Figure 7. RNA-Seq analysis reveals down-regulation of mitochondrial metabolism and up-regulation of acute phase response proteins, lipid transportation and energy metabolism

Next-Generation RNA-sequencing was performed on whole RNA extracted from skeletal muscle of Vehicle- and Folfiri-treated animals (n = 4). RNA-Seq reads were mapped to the mouse genome (mm 9). Only statistically significant differentially expressed genes (False Discovery Rate < 5%) between Vehicle- and Folfiri-exposed muscles are reported in the figure.

Figure 8. ACVR2B/Fc and PD98059 MEK1 inhibitor prevent Folfiri-associated muscle atrophy

C2C12 murine myotubes were exposed to Folfiri in combination with either ACVR2B/Fc (10 μg/ml) or PD98059 (20 μM) for 48 h and later stained for Myosin Heavy Chain (MHC), visualized as green (A) or red (E) staining. Quantification of fiber size (n = 500–600) is reported in (B–F). Representative Western blotting (C–G) and quantification (D–H) for pMEK1/2, MEK1/2, pERK1/2, ERK1/2, pAKT and AKT in total protein extracts from C2C12 cultures. Tubulin was used as loading control. Scale bar: 100 μm. Data expressed as means ± SEM. Significance of the differences: *p < 0.05; **p < 0.01.

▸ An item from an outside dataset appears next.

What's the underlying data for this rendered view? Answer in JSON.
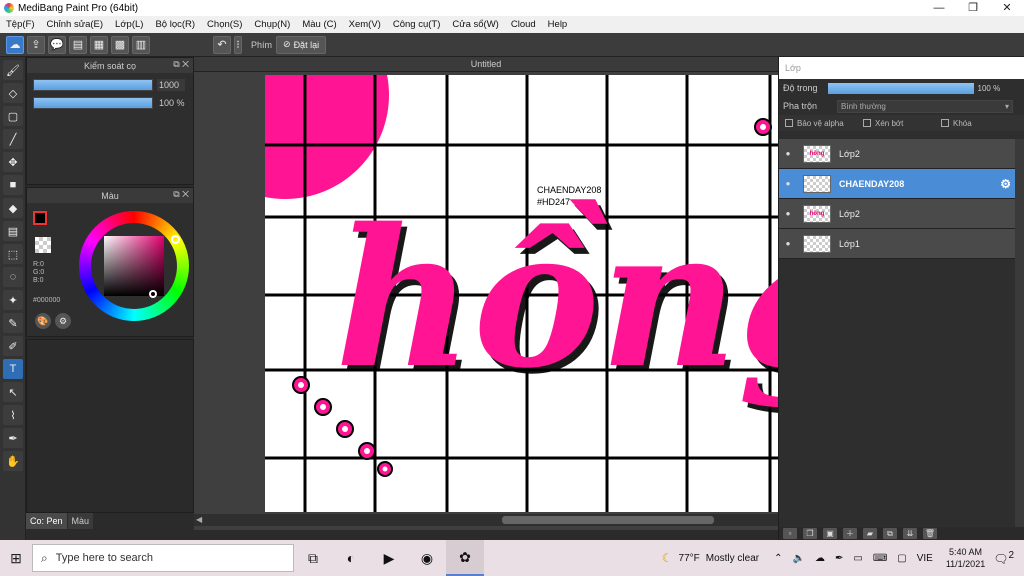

Figure 9. Representative model of chemotherapy-dependent cachexia

Based on our observations, chemotherapy causes mitochondrial depletion and (directly or indirectly) activation of ERK1/2 and p38 MAPKs-dependent pathways. Altogether, these alterations might lead to cachexia, characterized by loss of muscle mass and increased muscle weakness. Promoting muscle growth by taking advantage of ACVR2B/Fc or blocking ERK1/2 activation by means of the MEK1 pharmacologic inhibitor PD98059 can prevent muscle wasting.